2007, Barita and Boeadi pers. comm. 2006, Mohamed et al. 2009). Although
fishermen along the Merang river in south Sumatra (which has relatively intact
peat forests) described it as common (Bezuijen 2000), they tend to use a single
generic term for both flat-headed and leopard cats Prionailurus bengalensis, a
more abundant species (Bezuijen 2003). Most of the recent records come from
Sabah in north-eastern Borneo, where it can be frequently be observed along the
Kinabatangan River (Wilting et al. 2010), and where it has been several times
photographed by camera-traps in Deramakot Forest Reserve (Mohamed et al. 2009).
Population Trend: Decreasing
Wetland and lowland forest destruction and degradation is the
primary threat faced by the species (Nowell and Jackson 1996, Wilting et al.
2010). Causes of this destruction include human settlement, forest
transformation to plantations, draining for agriculture, pollution, and
excessive hunting, wood-cutting and fishing. In addition, clearance of coastal
mangroves over the past decade has been rapid in Tropical Asia. The depletion of
fish stocks from over-fishing is prevalent in many Asian wetland environments
and is likely to be a significant threat. Expansion of oil palm plantations is
currently viewed as the most urgent threat (IUCN Cats Red List workshop
assessment 2007). Trapping, snaring and poisoning are also threats: E. Bennett
(in Sunquist and Sunquist 2002) reported that skins were frequently seen in
longhouses in the interior of Sarawak, and Flat-headed Cats have been captured
in traps set out to protect domestic fowl (Nowell and Jackson 1996).

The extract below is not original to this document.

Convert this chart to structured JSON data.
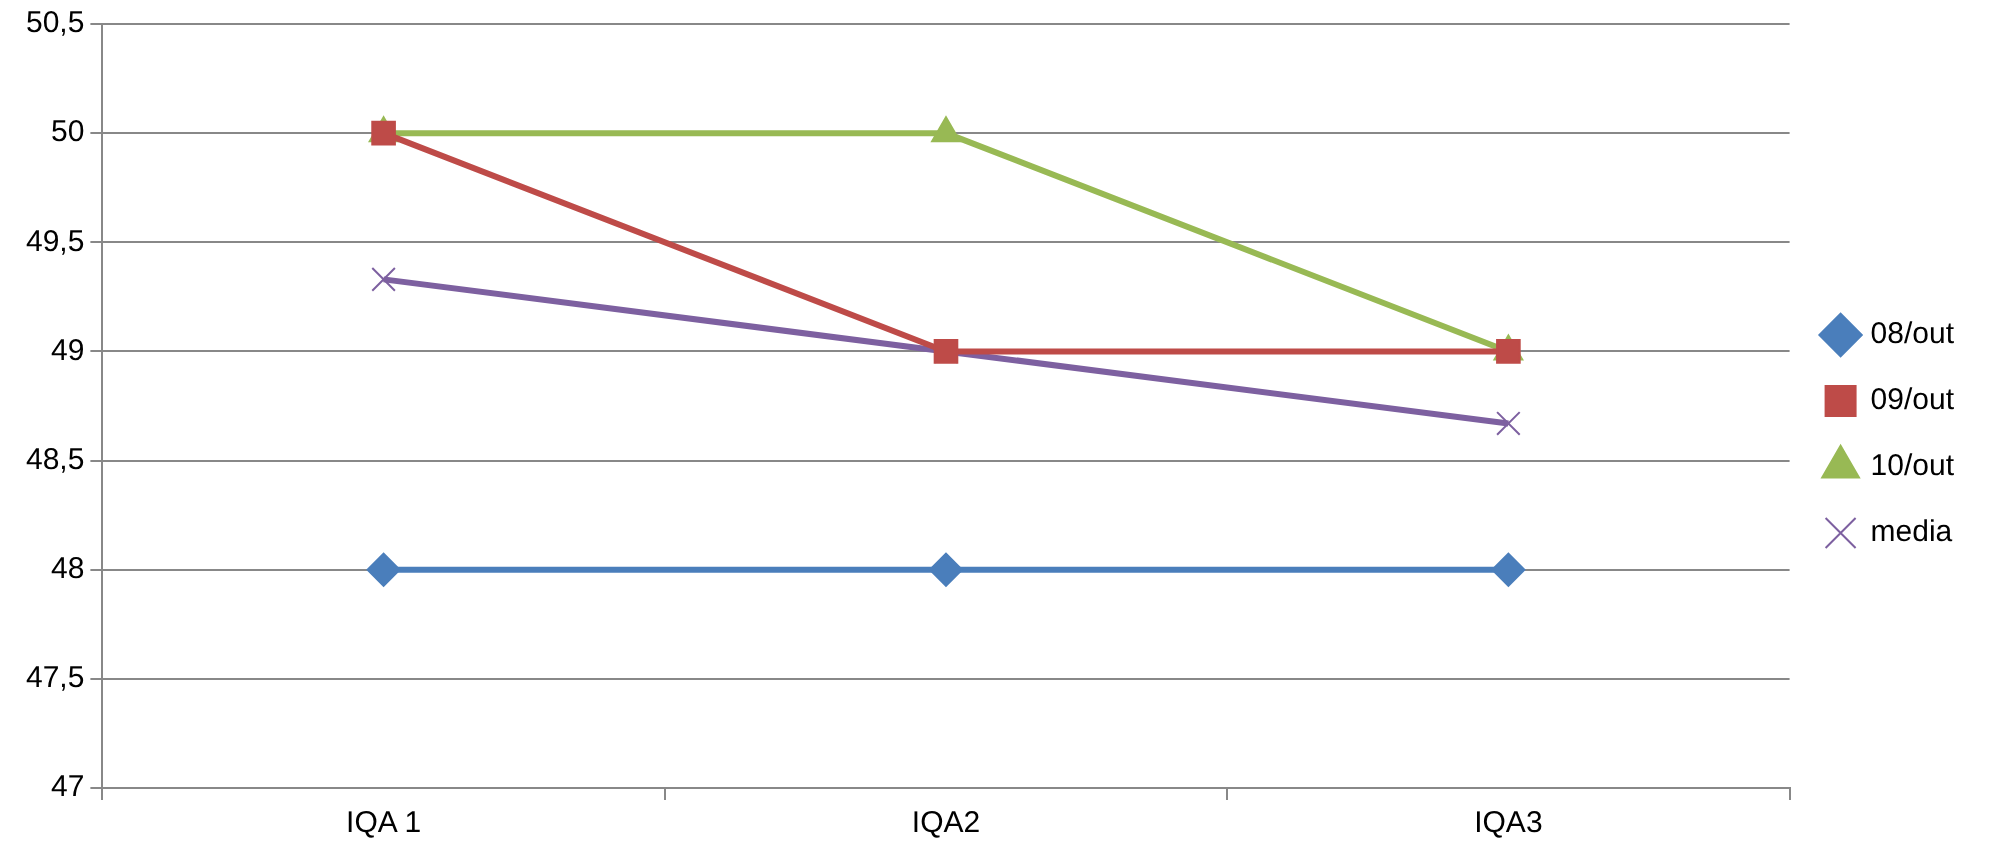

Included on CITES Appendix I. The species is fully protected by national legislation over its range, with hunting and trade prohibited in Indonesia, Malaysia, and Thailand (Nowell and Jackson 1996). It is known to occur in Berbak (Bezuijen 2000), Way Kambas (Anon 1996), Batang Gadis (Barita pers. comm.2006) and Kerinci Seblat National Parks (M. Linkie pers. comm. 2008) in Sumatra; the Danum Valley (Hearn et al. 2007), Tabin Wildlife Reserve (Yasuda et al. 2007), Kinabatangan Wildlife Sanctuary in Sabah (Lackman-Ancrenaz and Ancrenaz 1997), Deramakot Forest Reserve (Mohamed et al. 2009), Tangkulap Forest Reserve and Maliau Basi (Wilting et al. 2010); Bukit Sarang Conservation Area (Giman pers. comm. 2006) and Loagan Bunut National Park (Wilting et al. 2010) in Sarawak; Kutai and Kayan Mentarang National Parks (Wulfraat and Samso 2000), Bukit Suharto Protection Forest and Sabangau Peat Swamp Forest (Cheyne et al. 2009) in Kalimantan; Selangor and Pahang Peat Swamp Forest in Peninsula Malaysia (Wilting et al. 2010) and the Phru Tao Dang Peat Swamp Forest protected area in Southernmost Thailand (Nowell and Jackson 1996). In Brunei it has been recorded from the Task Merimbun Heritage Park (Yasuda et al. 2007). Conservation of this species depends on adequate habitat protection, and better understanding of its ecology and status in the remaining lowland and wetland forests. Therefore species specific field surveys focusing on these wetland and lowland areas are needed.